Cultura

“E poi saremo salvi”, di Alessandra Carati – La dura vita dei profughi di guerra

E poi saremo salvi

Finalista al Premio Strega 2022, “E poi saremo salvi” (Mondadori, 2021) di Alessandra Carati è un romanzo denso, in cui emerge l’amarezza di un popolo costretto alla fuga per evitare gli orrori della guerra. La vicenda si fa portavoce di intere generazioni costrette ad abbandonare tutto per sperare in un futuro migliore.


E poi saremo salvi, a metà tra una classica saga familiare e un romanzo di formazione, ci riporta agli orrori della guerra in Bosnia nel 1992.

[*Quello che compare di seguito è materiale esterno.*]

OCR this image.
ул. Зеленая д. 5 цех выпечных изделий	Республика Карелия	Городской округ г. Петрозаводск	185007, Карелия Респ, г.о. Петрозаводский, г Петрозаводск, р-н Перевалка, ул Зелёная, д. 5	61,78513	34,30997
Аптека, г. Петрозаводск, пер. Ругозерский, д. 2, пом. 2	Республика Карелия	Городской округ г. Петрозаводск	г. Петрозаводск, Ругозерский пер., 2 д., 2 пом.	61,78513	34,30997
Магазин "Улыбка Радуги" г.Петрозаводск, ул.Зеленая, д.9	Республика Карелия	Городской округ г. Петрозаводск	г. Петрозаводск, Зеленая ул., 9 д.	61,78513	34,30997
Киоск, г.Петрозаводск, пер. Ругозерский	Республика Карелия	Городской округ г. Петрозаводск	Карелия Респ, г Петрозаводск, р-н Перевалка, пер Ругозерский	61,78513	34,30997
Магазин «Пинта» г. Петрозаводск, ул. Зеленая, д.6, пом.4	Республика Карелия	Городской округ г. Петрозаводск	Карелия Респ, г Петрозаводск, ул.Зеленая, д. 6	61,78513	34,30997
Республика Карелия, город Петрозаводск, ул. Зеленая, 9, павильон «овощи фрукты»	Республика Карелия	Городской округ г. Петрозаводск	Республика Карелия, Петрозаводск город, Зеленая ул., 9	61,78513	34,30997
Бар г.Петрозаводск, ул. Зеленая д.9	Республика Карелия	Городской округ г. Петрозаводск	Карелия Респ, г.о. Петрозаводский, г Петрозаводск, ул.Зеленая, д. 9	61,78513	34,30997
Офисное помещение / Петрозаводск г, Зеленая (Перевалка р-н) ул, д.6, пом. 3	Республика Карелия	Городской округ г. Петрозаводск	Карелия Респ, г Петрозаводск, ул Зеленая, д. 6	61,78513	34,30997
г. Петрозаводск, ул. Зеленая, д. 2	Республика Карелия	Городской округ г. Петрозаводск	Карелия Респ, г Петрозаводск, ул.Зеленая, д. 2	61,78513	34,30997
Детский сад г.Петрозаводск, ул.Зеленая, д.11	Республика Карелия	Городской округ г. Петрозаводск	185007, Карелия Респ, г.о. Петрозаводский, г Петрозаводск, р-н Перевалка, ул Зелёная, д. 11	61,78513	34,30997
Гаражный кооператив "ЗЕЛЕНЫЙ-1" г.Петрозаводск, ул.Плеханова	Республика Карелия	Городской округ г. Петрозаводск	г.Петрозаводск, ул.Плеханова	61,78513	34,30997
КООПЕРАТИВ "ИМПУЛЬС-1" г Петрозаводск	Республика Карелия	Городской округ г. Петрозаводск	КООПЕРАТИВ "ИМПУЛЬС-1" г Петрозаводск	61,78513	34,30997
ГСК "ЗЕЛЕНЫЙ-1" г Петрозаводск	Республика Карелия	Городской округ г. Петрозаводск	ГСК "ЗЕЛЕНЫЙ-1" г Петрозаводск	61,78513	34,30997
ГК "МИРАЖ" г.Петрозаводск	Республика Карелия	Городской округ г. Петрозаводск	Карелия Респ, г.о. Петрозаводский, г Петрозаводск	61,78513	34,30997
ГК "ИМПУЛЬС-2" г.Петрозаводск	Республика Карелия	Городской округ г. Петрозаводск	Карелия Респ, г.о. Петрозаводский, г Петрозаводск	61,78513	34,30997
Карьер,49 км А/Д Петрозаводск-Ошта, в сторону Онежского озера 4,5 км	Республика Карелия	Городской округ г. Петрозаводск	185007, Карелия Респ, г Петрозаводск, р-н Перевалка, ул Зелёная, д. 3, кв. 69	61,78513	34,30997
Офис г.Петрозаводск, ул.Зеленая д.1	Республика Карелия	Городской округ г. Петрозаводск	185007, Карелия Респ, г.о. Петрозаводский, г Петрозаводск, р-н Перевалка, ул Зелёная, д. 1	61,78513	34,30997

Villaggi distrutti, morte e disperazione fanno da sfondo alla fuga di migliaia di profughi che cercano di ricostruirsi una vita lontano dalla loro terra d’origine. Le parole di Alessandra Carati sono dirette alle nostre coscienze e ci ricordano quanto la guerra sia in grado di distruggere ogni cosa.

La lettura del romanzo, oltremodo attuale, comporta una profonda e necessaria riflessione sulla condizione precaria di molti immigrati. Bisognerebbe ascoltare e comprendere le loro storie di sofferenze e sradicamento.

E poi saremo salvi

La trama

Aida è una ragazzina bosniaca di sei anni, nata e cresciuta in una famiglia di tradizione musulmana. Nell’aprile del 1992 è costretta, insieme alla madre Fatima, a fuggire dal suo villaggio: lo spettro della guerra ha stravolto di colpo la loro vita. La Bosnia è ormai sprofondata in un conflitto durante il quale l’esercito serbo si macchierà di molte atrocità contro i bosniaci musulmani.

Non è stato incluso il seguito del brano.